Бородач открыл рот… поднял вверх указательный палец… не сказав ни слова, не издав ни звука, закрыл рот. Какое-то время они провели вместе молча. Дмитрию даже показалось, что он успел поспать.

Потом бородач достал зеркало и поднес к его лицу.

Из зеркала на Дмитрия глядел чрезвычайно изможденный, бледный, болезненный, плохо выбритый и совершенно незнакомый мужчина. Лет сорока.


***


– Сколько сейчас времени?

– Три часа ночи… Три часа дня… Не знаю.

Таня лежала, отвернувшись, замотавшись в простыню как мумия.

– Брошу все и пойду по городу, – грустно продекламировал Дмитрий, – собирать бутылки в пыли…

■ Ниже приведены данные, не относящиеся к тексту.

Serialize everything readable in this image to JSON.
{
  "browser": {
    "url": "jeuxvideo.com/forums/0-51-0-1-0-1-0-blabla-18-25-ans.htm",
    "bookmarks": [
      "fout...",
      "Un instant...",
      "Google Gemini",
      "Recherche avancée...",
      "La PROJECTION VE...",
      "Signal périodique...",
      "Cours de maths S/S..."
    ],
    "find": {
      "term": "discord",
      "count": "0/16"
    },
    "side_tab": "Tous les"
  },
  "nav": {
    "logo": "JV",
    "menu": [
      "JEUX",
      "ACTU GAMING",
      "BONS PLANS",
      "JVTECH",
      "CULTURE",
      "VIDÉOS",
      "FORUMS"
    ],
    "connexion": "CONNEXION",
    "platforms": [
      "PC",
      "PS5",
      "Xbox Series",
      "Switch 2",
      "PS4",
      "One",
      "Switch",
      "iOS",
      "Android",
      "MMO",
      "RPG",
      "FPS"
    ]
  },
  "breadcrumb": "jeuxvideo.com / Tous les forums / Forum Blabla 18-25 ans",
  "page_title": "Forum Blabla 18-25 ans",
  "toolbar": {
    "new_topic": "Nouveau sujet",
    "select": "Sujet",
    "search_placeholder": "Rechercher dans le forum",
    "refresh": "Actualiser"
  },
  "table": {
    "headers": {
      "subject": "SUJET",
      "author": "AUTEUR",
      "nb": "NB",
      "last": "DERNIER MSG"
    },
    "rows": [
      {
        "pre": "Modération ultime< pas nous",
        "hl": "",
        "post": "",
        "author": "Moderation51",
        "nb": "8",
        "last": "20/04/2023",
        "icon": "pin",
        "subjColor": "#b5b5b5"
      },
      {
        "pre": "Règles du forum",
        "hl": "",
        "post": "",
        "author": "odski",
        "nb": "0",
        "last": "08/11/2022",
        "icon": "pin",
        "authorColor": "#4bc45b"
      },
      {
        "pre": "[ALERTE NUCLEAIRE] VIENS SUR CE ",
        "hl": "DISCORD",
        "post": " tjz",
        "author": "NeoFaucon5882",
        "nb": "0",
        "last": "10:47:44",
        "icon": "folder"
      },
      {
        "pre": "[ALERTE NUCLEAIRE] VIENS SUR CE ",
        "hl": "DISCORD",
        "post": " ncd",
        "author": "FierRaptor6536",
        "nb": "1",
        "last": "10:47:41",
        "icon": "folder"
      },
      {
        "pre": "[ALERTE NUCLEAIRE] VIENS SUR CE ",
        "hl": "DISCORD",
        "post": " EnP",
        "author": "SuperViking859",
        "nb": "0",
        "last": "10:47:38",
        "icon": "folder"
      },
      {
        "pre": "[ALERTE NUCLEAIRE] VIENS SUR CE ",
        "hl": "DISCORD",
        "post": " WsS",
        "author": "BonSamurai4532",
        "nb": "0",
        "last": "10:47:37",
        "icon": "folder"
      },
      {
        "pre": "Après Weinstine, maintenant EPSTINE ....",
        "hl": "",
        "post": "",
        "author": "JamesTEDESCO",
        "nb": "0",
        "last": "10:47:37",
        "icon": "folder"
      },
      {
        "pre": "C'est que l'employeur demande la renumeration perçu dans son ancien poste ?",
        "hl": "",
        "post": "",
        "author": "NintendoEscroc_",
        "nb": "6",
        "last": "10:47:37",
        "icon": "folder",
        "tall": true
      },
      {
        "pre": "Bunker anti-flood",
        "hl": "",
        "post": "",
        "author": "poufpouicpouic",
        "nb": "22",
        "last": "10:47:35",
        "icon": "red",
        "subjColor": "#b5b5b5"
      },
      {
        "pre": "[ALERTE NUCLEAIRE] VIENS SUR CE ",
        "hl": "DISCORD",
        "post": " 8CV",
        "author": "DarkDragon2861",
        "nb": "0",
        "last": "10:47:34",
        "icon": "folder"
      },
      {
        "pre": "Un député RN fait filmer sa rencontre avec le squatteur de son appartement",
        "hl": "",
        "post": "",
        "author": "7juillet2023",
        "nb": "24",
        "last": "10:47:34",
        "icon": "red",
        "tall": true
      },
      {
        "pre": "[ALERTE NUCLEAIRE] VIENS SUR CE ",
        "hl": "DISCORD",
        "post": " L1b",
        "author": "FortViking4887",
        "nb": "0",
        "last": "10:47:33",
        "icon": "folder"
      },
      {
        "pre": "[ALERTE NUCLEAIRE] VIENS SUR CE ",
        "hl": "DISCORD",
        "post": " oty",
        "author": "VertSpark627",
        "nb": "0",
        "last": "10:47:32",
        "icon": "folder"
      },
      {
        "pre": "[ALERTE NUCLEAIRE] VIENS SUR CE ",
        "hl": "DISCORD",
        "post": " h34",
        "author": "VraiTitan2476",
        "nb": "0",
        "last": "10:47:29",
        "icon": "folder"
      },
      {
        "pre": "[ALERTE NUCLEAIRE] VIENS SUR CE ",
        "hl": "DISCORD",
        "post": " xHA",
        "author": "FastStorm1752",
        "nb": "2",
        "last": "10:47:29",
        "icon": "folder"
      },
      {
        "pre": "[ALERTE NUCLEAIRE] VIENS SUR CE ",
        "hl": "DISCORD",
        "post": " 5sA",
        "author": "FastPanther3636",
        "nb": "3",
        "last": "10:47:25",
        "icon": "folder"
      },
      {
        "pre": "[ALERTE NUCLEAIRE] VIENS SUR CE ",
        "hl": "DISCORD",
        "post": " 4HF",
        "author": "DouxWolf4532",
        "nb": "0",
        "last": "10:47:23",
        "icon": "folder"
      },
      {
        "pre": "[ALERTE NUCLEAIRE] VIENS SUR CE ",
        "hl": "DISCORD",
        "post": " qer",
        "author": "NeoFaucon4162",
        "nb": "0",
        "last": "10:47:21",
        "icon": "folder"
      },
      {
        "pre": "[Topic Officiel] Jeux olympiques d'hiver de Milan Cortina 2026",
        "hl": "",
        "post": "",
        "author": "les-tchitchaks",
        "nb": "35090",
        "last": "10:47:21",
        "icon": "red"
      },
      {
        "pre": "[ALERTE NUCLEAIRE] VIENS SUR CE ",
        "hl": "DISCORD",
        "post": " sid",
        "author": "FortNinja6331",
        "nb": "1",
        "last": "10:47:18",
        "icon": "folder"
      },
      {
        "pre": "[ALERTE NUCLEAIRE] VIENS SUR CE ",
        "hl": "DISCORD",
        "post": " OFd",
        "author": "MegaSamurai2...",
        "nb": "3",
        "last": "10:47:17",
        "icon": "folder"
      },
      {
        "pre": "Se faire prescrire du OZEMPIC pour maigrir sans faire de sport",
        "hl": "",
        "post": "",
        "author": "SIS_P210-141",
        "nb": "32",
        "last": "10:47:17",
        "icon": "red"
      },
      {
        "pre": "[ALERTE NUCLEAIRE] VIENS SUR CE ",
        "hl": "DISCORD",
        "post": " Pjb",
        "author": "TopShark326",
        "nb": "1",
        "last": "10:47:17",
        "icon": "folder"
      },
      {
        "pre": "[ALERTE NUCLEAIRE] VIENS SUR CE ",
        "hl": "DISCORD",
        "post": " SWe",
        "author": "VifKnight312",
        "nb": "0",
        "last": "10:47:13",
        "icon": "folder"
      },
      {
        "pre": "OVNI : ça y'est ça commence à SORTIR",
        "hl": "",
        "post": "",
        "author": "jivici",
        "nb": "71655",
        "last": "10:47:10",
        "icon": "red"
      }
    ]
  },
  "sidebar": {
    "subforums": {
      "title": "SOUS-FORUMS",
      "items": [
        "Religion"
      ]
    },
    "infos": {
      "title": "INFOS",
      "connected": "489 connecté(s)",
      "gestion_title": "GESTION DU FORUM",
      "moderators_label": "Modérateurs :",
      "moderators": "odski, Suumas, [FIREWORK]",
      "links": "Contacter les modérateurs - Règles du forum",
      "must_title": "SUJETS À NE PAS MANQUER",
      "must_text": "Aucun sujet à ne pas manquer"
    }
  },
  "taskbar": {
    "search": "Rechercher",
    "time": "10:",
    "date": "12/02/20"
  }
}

– Да иди ты куда хочешь… – кажется, она плакала. А он ничего не чувствовал. Абсолютно ничего. Кроме полной свободы. Он сел на кровати, затем встал и даже слегка подпрыгнул. Ничего! Он посмотрел на свои руки и увидел их насквозь. С костями, сухожилиями и венами. Все было хрустально прекрасно. Светлеющее небо за окном манило его. «А ведь я могу летать, – понял он, – это мне не снится, я действительно могу летать». Он нажал кнопку Play и взобрался на подоконник.


***


– Сколько… времени…

– Сейчас?

– Сколько времени я… здесь…

Бородач задумался.

– Ты имеешь в виду, в этом помещении или в этом состоянии?

– Со-стоя-нии…

Дмитрий чувствовал, что бородач издевается, но у него не было сил что-то с этим сделать. Например, выйти из себя.

– Со всеми переездами – ну, наверное, лет двадцать.

– Можно мне теперь… врача?

Рыжебородый опешил. И даже как будто обиделся.

– Так я и есть твой врач, – наконец процедил он. – А что, есть жалобы какие-то?

– Плохо себя чу… – он потерял сознание.


***


На третий день Дмитрий понял, что та женщина со смутно знакомым лицом – это Таня. Сильно располневшая и подурневшая. «Ну а что ты хотел, – спросил он сам себя, – чтобы время остановилось, пока ты в коме?» Оставалось понять, что она здесь делает и какова ее роль в происходящем. Времени для размышлений было навалом. Есть он все еще не мог, тела не чувствовал. За попыткой шевельнуть какой-нибудь конечностью тут же следовала вспышка дикой головной боли, как будто чугунное ядро разрывалось в голове и крошило там все чугунными осколками. Обезболивающее душка-врач давать отказался, объяснив это тем, что боль в голове «не физического, а метафизического характера, и лекарства тут не помогут». Клоун, блин… Дмитрий ненавидел его всей душой.

Потянулись недели реабилитации. Несколько раз ненадолго приходила Таня. Брала его за руку, больно сжимала пальцы. Разговаривать она не могла, потому что все время плакала, и его это начало бесить.

– Да, да, – ворчал он, пытаясь вытянуть ладонь из ее пухлых рук, – это я, я живой, да, спасибо…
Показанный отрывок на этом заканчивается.